PADOVA - Non conosce la data esatta in cui è nata ma celebra ogni anno il 9 aprile, il giorno in cui è stata ritrovata. La piccola Madhu aveva tre anni, un visetto impaurito e due genitori sconosciuti. Nella primavera del 1995 venne lasciata in una cesta davanti all’orfanotrofio indiano di Delhi e in quella struttura rimase poi per altri sei mesi prima di essere adottata da una famiglia padovana. Oggi Madhu Caterina Amodio è una trentunenne make up artist perfettamente integrata, vive a Maserà e sorride ripercorrendo tutto: «Ho trovato una famiglia meravigliosa e sono riuscita a mia volta a farmi una famiglia. Sarò per sempre grata alla vita». Proprio ieri pomeriggio è corsa alla stazione di Padova assieme al padre adottivo per accogliere un ex studentessa indiana che aveva contribuito ad accudirla, farla crescere e insegnarle la lingua nei suoi primi giorni padovani. Si sono riabbracciate dopo ventotto anni.

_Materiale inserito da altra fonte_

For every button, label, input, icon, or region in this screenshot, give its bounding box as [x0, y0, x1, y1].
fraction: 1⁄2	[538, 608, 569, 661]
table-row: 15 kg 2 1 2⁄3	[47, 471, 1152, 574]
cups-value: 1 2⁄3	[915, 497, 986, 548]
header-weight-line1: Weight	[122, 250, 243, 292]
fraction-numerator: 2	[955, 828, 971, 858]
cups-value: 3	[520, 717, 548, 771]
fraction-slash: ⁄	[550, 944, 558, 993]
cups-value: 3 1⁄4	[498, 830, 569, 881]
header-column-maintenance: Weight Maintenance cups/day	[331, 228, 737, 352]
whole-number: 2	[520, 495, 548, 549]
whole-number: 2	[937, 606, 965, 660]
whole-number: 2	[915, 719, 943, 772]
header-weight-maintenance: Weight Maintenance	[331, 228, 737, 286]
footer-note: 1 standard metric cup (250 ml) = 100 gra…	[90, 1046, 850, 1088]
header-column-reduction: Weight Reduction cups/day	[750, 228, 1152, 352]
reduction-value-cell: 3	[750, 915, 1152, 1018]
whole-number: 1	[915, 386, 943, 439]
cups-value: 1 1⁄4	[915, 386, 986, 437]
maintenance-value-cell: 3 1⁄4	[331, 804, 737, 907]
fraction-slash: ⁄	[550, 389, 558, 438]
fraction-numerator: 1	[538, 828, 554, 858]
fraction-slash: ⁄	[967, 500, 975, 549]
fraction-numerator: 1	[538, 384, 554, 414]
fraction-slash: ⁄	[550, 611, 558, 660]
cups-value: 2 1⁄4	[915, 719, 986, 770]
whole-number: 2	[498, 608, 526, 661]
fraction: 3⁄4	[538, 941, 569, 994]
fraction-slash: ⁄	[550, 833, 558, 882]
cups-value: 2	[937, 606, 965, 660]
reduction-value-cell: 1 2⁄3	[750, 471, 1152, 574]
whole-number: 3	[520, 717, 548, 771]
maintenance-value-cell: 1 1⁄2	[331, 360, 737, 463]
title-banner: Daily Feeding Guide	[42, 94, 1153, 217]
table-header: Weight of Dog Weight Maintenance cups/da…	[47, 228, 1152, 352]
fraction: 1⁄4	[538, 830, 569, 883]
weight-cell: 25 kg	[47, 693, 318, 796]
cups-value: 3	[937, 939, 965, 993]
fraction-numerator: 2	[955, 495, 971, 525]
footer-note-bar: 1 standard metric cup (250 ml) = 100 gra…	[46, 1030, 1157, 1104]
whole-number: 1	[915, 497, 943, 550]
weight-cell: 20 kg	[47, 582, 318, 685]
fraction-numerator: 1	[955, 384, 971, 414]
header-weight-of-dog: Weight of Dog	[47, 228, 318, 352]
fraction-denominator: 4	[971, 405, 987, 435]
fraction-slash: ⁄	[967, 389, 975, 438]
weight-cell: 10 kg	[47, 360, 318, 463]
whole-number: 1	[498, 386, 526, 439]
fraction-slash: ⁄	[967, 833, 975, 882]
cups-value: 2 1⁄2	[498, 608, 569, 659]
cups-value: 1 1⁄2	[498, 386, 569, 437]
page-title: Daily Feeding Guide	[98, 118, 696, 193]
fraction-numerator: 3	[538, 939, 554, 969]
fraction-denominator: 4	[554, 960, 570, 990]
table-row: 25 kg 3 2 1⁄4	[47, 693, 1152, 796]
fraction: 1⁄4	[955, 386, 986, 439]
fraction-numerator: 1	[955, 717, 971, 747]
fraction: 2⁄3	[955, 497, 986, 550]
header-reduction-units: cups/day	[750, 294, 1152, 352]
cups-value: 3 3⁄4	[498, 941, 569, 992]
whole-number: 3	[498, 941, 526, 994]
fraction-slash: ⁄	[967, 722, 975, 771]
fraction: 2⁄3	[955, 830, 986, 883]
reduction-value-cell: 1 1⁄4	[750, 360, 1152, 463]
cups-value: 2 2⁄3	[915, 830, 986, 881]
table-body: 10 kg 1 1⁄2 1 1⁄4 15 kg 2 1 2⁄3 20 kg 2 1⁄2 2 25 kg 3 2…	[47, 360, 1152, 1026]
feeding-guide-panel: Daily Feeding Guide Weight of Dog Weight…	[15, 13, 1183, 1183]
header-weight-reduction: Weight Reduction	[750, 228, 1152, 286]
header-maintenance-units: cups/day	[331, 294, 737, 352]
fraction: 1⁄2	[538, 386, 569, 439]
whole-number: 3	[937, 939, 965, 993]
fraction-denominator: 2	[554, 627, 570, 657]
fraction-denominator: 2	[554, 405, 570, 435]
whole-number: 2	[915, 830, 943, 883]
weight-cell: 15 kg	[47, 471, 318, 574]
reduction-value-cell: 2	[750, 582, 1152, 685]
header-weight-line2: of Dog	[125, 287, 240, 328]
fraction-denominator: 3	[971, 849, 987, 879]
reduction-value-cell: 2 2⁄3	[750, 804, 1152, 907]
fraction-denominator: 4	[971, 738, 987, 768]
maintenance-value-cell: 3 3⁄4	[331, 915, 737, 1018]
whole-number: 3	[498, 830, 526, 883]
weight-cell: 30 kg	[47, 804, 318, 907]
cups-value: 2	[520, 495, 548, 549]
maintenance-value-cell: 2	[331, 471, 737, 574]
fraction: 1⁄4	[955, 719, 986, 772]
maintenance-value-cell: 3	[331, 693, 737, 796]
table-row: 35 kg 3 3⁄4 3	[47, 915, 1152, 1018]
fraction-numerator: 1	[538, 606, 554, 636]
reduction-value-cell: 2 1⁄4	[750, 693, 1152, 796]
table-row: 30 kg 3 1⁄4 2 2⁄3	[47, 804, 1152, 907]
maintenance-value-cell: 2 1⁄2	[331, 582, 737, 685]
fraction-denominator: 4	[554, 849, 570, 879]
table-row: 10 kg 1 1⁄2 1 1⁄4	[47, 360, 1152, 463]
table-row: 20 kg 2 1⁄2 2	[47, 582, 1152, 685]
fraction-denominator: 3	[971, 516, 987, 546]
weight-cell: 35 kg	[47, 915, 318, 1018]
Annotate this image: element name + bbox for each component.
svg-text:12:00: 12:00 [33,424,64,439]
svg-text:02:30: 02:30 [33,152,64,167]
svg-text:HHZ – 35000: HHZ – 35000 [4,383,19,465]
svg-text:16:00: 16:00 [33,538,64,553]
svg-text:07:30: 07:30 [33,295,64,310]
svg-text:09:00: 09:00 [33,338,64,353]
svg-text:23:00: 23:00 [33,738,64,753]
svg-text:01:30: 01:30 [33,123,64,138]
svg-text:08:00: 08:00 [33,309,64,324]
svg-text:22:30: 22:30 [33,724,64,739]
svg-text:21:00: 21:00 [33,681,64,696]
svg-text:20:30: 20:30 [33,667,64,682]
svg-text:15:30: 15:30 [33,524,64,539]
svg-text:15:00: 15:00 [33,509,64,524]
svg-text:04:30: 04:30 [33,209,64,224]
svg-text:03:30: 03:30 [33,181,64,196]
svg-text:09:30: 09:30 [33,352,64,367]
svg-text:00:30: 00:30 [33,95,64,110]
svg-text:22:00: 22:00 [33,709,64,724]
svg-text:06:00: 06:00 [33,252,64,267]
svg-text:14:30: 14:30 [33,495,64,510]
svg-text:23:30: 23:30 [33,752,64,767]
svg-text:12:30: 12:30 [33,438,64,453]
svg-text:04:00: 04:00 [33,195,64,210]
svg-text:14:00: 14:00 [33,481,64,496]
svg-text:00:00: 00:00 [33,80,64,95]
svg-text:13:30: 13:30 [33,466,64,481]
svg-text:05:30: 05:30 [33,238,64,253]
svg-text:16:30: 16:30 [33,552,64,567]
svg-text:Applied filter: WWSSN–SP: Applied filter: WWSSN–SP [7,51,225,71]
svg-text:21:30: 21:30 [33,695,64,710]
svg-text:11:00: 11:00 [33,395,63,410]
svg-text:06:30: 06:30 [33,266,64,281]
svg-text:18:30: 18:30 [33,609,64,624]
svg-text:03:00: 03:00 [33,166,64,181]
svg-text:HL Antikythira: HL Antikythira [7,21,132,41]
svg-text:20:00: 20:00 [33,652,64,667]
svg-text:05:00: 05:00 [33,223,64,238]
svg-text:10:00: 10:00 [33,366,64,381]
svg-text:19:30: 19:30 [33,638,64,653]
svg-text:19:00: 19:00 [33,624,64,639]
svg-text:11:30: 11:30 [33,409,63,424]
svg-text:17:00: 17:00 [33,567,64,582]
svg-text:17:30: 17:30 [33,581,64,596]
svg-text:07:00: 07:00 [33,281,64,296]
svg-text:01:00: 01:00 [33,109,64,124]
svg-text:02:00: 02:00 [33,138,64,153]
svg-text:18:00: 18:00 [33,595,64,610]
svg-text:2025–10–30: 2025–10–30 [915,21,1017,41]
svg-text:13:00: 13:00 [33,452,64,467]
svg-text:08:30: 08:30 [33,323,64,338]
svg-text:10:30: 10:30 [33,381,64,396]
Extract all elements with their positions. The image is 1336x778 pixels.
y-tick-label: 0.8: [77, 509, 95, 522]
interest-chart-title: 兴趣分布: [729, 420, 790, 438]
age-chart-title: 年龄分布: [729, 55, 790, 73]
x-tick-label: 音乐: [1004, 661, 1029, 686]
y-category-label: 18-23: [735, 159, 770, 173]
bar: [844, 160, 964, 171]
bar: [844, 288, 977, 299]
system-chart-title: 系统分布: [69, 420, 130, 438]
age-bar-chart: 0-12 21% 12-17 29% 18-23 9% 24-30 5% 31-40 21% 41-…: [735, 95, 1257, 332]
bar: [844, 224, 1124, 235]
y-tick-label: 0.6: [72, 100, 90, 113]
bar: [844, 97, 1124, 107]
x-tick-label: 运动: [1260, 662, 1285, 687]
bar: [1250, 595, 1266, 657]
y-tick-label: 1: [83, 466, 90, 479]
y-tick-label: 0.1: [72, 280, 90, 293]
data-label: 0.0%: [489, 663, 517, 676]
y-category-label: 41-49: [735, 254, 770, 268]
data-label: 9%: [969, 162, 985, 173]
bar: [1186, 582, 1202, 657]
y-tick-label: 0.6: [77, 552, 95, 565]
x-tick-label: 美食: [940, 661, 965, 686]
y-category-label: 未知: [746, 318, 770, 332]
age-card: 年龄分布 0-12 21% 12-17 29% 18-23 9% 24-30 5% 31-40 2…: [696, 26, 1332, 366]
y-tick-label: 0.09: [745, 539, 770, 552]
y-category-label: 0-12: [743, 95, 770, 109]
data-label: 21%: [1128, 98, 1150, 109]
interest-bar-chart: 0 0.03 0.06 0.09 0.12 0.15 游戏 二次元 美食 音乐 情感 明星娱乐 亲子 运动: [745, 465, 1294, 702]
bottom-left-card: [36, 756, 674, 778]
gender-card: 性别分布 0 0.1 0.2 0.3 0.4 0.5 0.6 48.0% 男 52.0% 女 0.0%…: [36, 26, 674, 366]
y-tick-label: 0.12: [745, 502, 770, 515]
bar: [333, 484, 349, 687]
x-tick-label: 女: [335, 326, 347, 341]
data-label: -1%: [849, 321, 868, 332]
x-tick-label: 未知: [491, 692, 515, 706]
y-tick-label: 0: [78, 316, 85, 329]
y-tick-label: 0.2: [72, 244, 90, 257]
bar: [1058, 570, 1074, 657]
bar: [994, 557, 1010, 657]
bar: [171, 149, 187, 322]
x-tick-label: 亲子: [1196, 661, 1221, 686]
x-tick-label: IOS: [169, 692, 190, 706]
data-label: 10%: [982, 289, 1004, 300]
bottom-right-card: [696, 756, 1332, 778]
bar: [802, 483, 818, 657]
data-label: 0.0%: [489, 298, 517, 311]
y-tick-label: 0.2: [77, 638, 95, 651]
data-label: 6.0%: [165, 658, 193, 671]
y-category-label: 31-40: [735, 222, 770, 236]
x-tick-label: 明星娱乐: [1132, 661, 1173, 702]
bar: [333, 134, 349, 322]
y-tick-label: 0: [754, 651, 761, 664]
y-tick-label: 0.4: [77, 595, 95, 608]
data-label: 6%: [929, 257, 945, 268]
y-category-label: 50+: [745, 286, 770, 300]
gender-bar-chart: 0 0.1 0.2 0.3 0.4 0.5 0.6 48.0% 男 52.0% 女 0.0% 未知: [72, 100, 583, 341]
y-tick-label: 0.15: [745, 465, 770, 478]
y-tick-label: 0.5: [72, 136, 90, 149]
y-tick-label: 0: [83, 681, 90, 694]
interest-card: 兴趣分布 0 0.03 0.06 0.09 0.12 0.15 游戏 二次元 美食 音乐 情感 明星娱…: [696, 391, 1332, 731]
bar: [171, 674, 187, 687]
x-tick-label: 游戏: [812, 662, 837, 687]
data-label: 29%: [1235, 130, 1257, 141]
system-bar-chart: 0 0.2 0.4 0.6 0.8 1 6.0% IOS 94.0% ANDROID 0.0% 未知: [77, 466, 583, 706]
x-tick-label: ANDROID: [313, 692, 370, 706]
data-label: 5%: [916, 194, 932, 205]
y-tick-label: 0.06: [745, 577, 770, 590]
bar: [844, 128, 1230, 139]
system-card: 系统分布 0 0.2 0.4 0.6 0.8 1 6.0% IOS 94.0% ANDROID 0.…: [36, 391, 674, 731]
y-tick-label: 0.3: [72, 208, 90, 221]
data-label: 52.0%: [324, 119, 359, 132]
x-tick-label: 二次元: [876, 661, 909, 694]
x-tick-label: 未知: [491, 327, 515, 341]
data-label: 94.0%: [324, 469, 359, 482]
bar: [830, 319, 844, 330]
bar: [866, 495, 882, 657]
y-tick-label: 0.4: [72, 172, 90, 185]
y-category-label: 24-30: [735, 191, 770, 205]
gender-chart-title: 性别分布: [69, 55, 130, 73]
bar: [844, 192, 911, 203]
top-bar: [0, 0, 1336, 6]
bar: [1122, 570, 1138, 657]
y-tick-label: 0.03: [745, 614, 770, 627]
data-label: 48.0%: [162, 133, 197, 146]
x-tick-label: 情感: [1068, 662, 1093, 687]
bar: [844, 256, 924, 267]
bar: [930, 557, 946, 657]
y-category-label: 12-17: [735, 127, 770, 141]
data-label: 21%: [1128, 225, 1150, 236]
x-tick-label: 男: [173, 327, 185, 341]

Un abbraccio che sembrava davvero un inno alla vita. Madhu ha deciso di raccontare la propria storia dopo aver letto tutti gli articoli su Enea, il neonato lasciato nella Culla per la Vita del Policlinico di Milano. «Sono nata a Delhi o almeno così presumo.
LA COSCIENZA
«Ho sempre saputo che ero stata adottata, i miei genitori me lo hanno sempre detto - racconta -. Non c’è stato un momento preciso in cui l’ho realizzato, l’ho sempre saputo e questa cosa mi ha fatto bene. Magari a volte io ero più restia a tirare fuori il passato ma loro me lo hanno sempre normalizzato». «Ricordo bene i pensieri che facevo da bambina: mi ritenevo fortunata perché a Padova potevo avere una mamma mia, un papà mio e un divano mio. Sì, proprio un divano: lo associavo alla possibilità di poter entrare in una casa sapendo che quella era la mia realtà. Potevo sedermi su quel divano senza dover chiedere il permesso a nessuno mentre probabilmente nell’orfanotrofio in India ero stata sottoposta ad un’educazione più rigida». Ieri Madhu ha rivisto dopo una vita Sr Rani, un ex studentessa di Medicina a Padova oggi dottoressa e clarissa. «Quando venni adottata lei diede una mano alla mia famiglia con la traduzione dall’hindi all’italiano. Sr Rani si laureò con ottimi voti in Italia e poi si trasferì prima a Londra e poi a Calcutta. Dopo tantissimi anni è tornata qui, a Padova. A casa di Madhu cresciuta. Io sono quella bambina nella cesta fredda».
LA RIFLESSIONE
Dai ricordi del passato alle riflessioni sul presente e sul caso del piccolo Enea. «Il 9 aprile è il giorno in cui sono stata affidata in un orfanotrofio - ricorda Madhu -. Come Mosè venne affidato con angoscia a quelle acque torbide ma più sicure di quel presente simile ad una condanna. Vengo da un gesto drammatico, ma lungimirante. Chi l’ha fatto mi voleva bene, voleva il mio bene. Quello per me incarna davvero il concetto di madre. Vengo dal pianto di dolore che spinse nell’acqua la cesta di Mosè. Ma la mia non è una vita di condanne. È una vita di possibilità». Il piccolo Enea ha già trovato una famiglia ad accoglierlo a braccia aperte ma Madhu pensa soprattutto all’altra mamma del neonato, quella biologica, che l’ha lasciato in una culla con tre giorni di vita. «Tu, massacrata dal giudizio, sicuramente non leggerai mai ma sappi che nessuna critica sarà più concreta e reale di ciò che hai deciso di fare. Hai deciso di donare possibilità quindi hai deciso di amare. Non sarai presente, ma ci saranno tante persone come Rani, educatori, parenti e nuovi genitori, ricchi di desiderio e consapevolezze d’amore per quel figlio. Vedrai che lo aiuteranno in quel sentiero che hai scelto tu per lui. Hai scelto bene. Hai scelto il giusto». Parola di una figlia lasciata in una cesta fredda. Una figlia adottata e rinata.